Di TN Kerinci Seblat, Perburuan Harimau Sumatera Masih Terus Jadi Ancaman

Ekosistem Taman Nasional Kerinci Seblat (TNKS) adalah habitat beragam satwa khas sumatera, seperti harimau sumatera, macan dahan, tapir, kucing emas, serta kambing hutan.

Dari luas sekitar 1.368.000 hektar yang terletak di tiga provinsi Bengkulu, Jambi, dan Sumatera Barat, seluas 422.190 hektarnya berada di Jambi. Adapun 215 ribu hektar berada di Kabupaten Kerinci dan Kabupaten Merangin.

Namun bukan berarti, wilayah ini bebas dari kegiatan ilegal. Perburuan harimau sumatera terus terjadi. Bagaimana kondisi perburuan hingga saat ini, apakah ada dampaknya?

“Di bagian TNKS wilayah Bengkulu trendnya mengalami penurunan. Ini terukur dari menurunnya jerat harimau yang ditemukan. Ini mungkin terkait terhukumnya dua pemburu harimau sumatera oleh PN Argamakmur, Bengkulu Utara selama empat tahun, beberapa bulan lalu,” jelas Agusman, Kasi Perencanaan Perlindungan dan Pengawetan Balai Besar TNKS, di kantornya Kota Sungai Besar, Kerinci, Jambi, awal Oktober lalu.

Namun sebaliknya, di tempat lain TNKS, seperti Kerinci masih sering dijumpai jerat harimau sumatera maupun hewan lain yang menjadi mangsa harimau sumatera.

Jerat-jerat relatif baru dan tradisional dijumpai antara lain di jalur harimau di Sipurak, Muara Imat dan Tapan. Selain jerat harimau juga ditemukan jerat babi hutan, ungulata, jerat landak, dan burung.

Menurut Agusman, diperkirakan jumlah harimau sumatera di TNKS sekitar 170 individu. “Kami pun menemukan jejak adanya anak-anak harimau. Ada induk harimau sumatera yang memiliki 2-3 anak.”

Tentang data terbaru soal aktifitas para pemburu harimau sumatera di TNKS, kata Agusman, saat ini tim dari Balai Besar TNKS tengah berada di lapangan.

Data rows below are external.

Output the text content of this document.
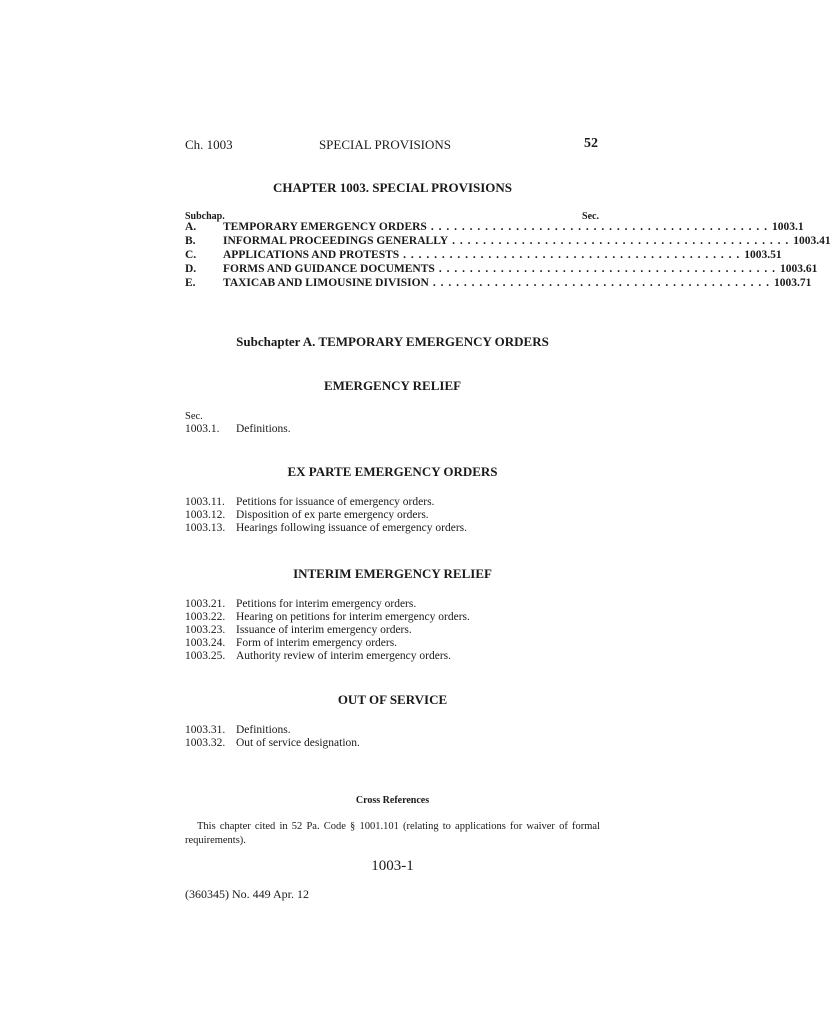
Ch. 1003	SPECIAL PROVISIONS	52
CHAPTER 1003. SPECIAL PROVISIONS
Subchap.	Sec.
A.	TEMPORARY EMERGENCY ORDERS . . . . . . . . . . . . . . . . . . . . . . . . . . . . . . . . . . . . . . . . . . . . 1003.1
B.	INFORMAL PROCEEDINGS GENERALLY . . . . . . . . . . . . . . . . . . . . . . . . . . . . . . . . . . . . . . . . . . . . 1003.41
C.	APPLICATIONS AND PROTESTS . . . . . . . . . . . . . . . . . . . . . . . . . . . . . . . . . . . . . . . . . . . . 1003.51
D.	FORMS AND GUIDANCE DOCUMENTS . . . . . . . . . . . . . . . . . . . . . . . . . . . . . . . . . . . . . . . . . . . . 1003.61
E.	TAXICAB AND LIMOUSINE DIVISION . . . . . . . . . . . . . . . . . . . . . . . . . . . . . . . . . . . . . . . . . . . . 1003.71
Subchapter A. TEMPORARY EMERGENCY ORDERS
EMERGENCY RELIEF
Sec.
1003.1.	Definitions.
EX PARTE EMERGENCY ORDERS
1003.11. Petitions for issuance of emergency orders.
1003.12. Disposition of ex parte emergency orders.
1003.13. Hearings following issuance of emergency orders.
INTERIM EMERGENCY RELIEF
1003.21. Petitions for interim emergency orders.
1003.22. Hearing on petitions for interim emergency orders.
1003.23. Issuance of interim emergency orders.
1003.24. Form of interim emergency orders.
1003.25. Authority review of interim emergency orders.
OUT OF SERVICE
1003.31. Definitions.
1003.32. Out of service designation.
Cross References
This chapter cited in 52 Pa. Code § 1001.101 (relating to applications for waiver of formal requirements).
1003-1
(360345) No. 449 Apr. 12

Akhir Oktober diharapkan akan data terbaru tentang aktivitas ilegal perburuan ini.

Dia mensinyalir maraknya perburuan harimau berkorelasi erat dengan permintaan pasar terhadap harimau sumatera. Para pemburu harimau umumnya bukan berasal dari Kerinci Jambi, melainkan dari Bengkulu dan pesisir Sumatera Barat. “Tapi mereka ini memang bekerjasama dengan masyarakat lokal,” ujarnya.

Para pemburu harimau sumatera di Sipurak dan Muara Imat kemungkinan besar dari Bengkulu, sebab wilayah ini dekat dengan Bengkulu, sementara Bukit Tapan menjadi incaran pemburu dari pesisir Sumatera Barat dan Bengkulu.

Lokasi Bukit Tapan memang menghubungkan tiga provinsi, yakni Sumatera Barat dengan kota Padang dan Painan di pesisir selatan, Kota Sungai Penuh di Kerinci Jambi, kemudian kota Mukomuko dan Bengkulu di Bengkulu. Kota terdekat dari Bukit Tapan yakni kota Mukomuko sekitar 60 kilometer dan Sungai Penuh sekitar 64 kilometer.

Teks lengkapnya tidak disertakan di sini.